Are advisers blasé about the threat of robo-advice?

Are advisers blasé about the threat of robo-advice?
They’ll contact existing customers electronically, asking them if they want a new deal, while waiving the ERC in order to secure their business.

Mortgage and protection network JLM Mortgage Services is urging advisers to embrace robo-advice, arguing that some are blasé about the threat from lenders' automated retention processes.

JLM says advisers should be explicitly offering a proposition in order to help retain clients or, at the least, providing access to one.

It believes the major robo-advice threat will come from lenders, who are already utilising technology in order to capture existing borrowers electronically which advisers may struggle to retrieve their clients from.

JLM also believea significant levels of advisers are underestimating the breadth of existing clients that might be keen to transact their mortgage via a robo-advice proposition.

The network is urging advisers to treat robo-advice as a ‘friend not a foe’, and offer clients access to such propositions which will allow them to access advice the way they want to, but also ensure they retain the client in order to lead them through the advice process.

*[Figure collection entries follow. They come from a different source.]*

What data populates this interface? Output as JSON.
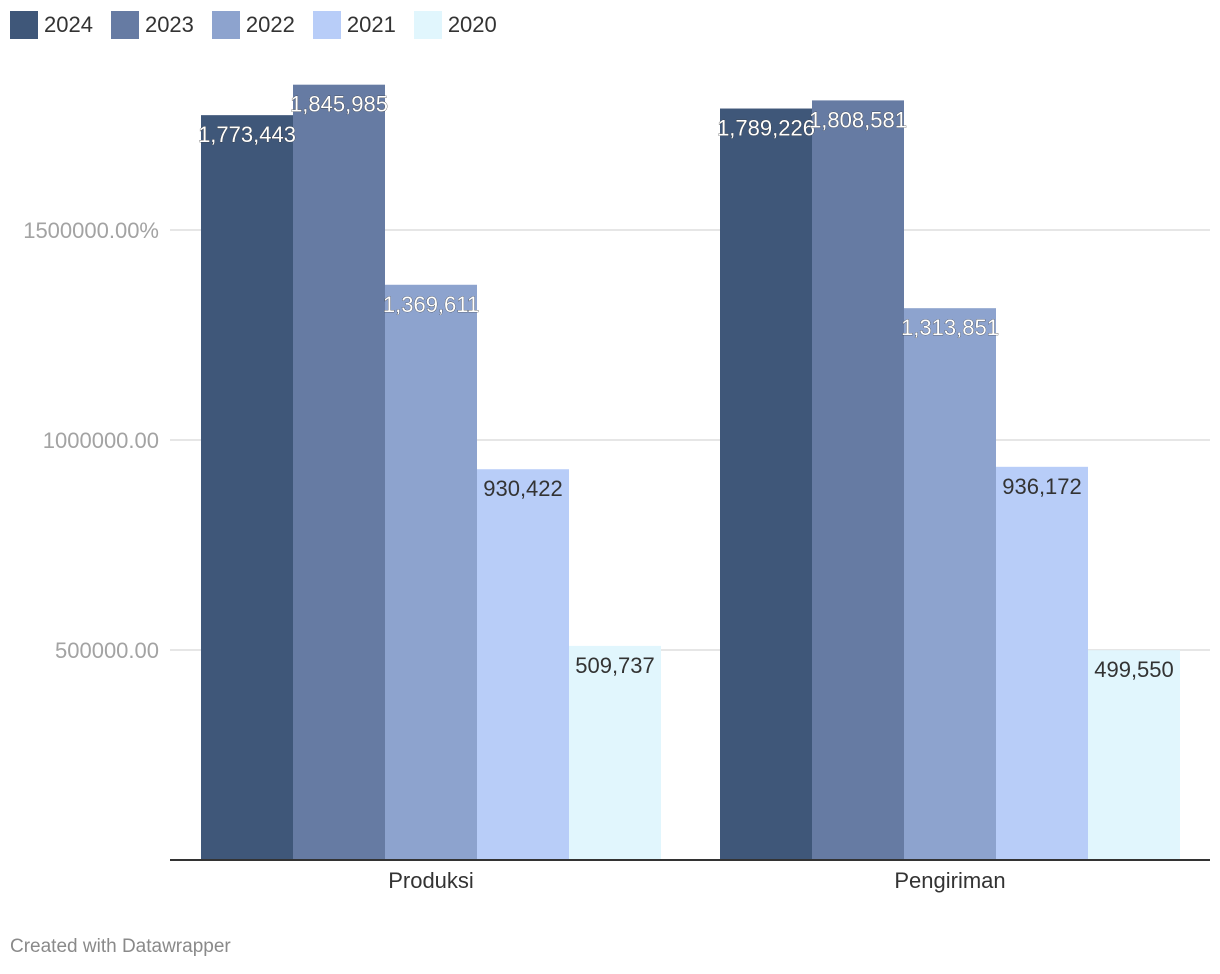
{
  "chart_data": {
    "type": "bar",
    "categories": [
      "Produksi",
      "Pengiriman"
    ],
    "series": [
      {
        "name": "2024",
        "color": "#3f5779",
        "values": [
          1773443,
          1789226
        ],
        "labels": [
          "1,773,443",
          "1,789,226"
        ]
      },
      {
        "name": "2023",
        "color": "#667ba3",
        "values": [
          1845985,
          1808581
        ],
        "labels": [
          "1,845,985",
          "1,808,581"
        ]
      },
      {
        "name": "2022",
        "color": "#8da3ce",
        "values": [
          1369611,
          1313851
        ],
        "labels": [
          "1,369,611",
          "1,313,851"
        ]
      },
      {
        "name": "2021",
        "color": "#b8cdf8",
        "values": [
          930422,
          936172
        ],
        "labels": [
          "930,422",
          "936,172"
        ]
      },
      {
        "name": "2020",
        "color": "#e1f6fd",
        "values": [
          509737,
          499550
        ],
        "labels": [
          "509,737",
          "499,550"
        ]
      }
    ],
    "yticks": [
      {
        "value": 500000,
        "label": "500000.00"
      },
      {
        "value": 1000000,
        "label": "1000000.00"
      },
      {
        "value": 1500000,
        "label": "1500000.00%"
      }
    ],
    "ylim": [
      0,
      2000000
    ],
    "grid": true,
    "legend_position": "top-left"
  },
  "footer": {
    "credit": "Created with Datawrapper"
  }
}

Rory Joseph, Director of JLM, said: “There is an awful lot talked about robo-advice in the mortgage market and some advisers might simply be turned off by this, and/or could be underestimating just how these propositions might change the way customers access advice. Clearly the direct to consumer propositions have made a lot of noise, with a lot of marketing budget, and some advisory firms may be blasé about the threat they pose to their business, and to a large extent I agree that this might not be earth-shattering.

“However, where robo-advice will make a huge difference – and we’re already seeing this – is the way lenders utilise an internal version. That’s where they’ll contact existing customers electronically, asking them if they want a new deal, while waiving the ERC in order to secure their business. This will appeal to customers who are used to ‘consuming’ online and don’t want to speak to advisers or bank staff and the like. At the pace this is going, this type of activity could well become the norm, with a retention process automated by lenders becoming a dominant force.

“I think we have to get away from the mindset that this can only be a threat – it is, but it can also be an opportunity and a valuable tool that can help advisers provide the service their clients want and retain their business.”

Sebastian Murphy, Head of Mortgage Finance at JLM, added: “I think you only need to consider how everyone, including advisers, use technology and purchase goods and services to know that robo-advice will have a major appeal for many. Almost everyone goes online to start the journey, be it purchasing a home, buying a holiday or securing car insurance – consumers conduct their research, have access to a very light-touch experience, and then once they have that information will make their purchase, or if it’s a significant amount of money or commitment, they might then check with their adviser, accountant or other professional.

“The threat from lenders’ use of internal robo-advice is very real; however much we might not like it, lenders are going to continue to target their existing borrowers electronically, to keep them on their books at far less cost than accepting business from an intermediary. Allowing clients to transact with advisers as they might wish, and using a robo-advice proposition in order to retain existing business will be a very sound move. This is not something that is going to go away, and therefore the sooner advisers react to it, the better.”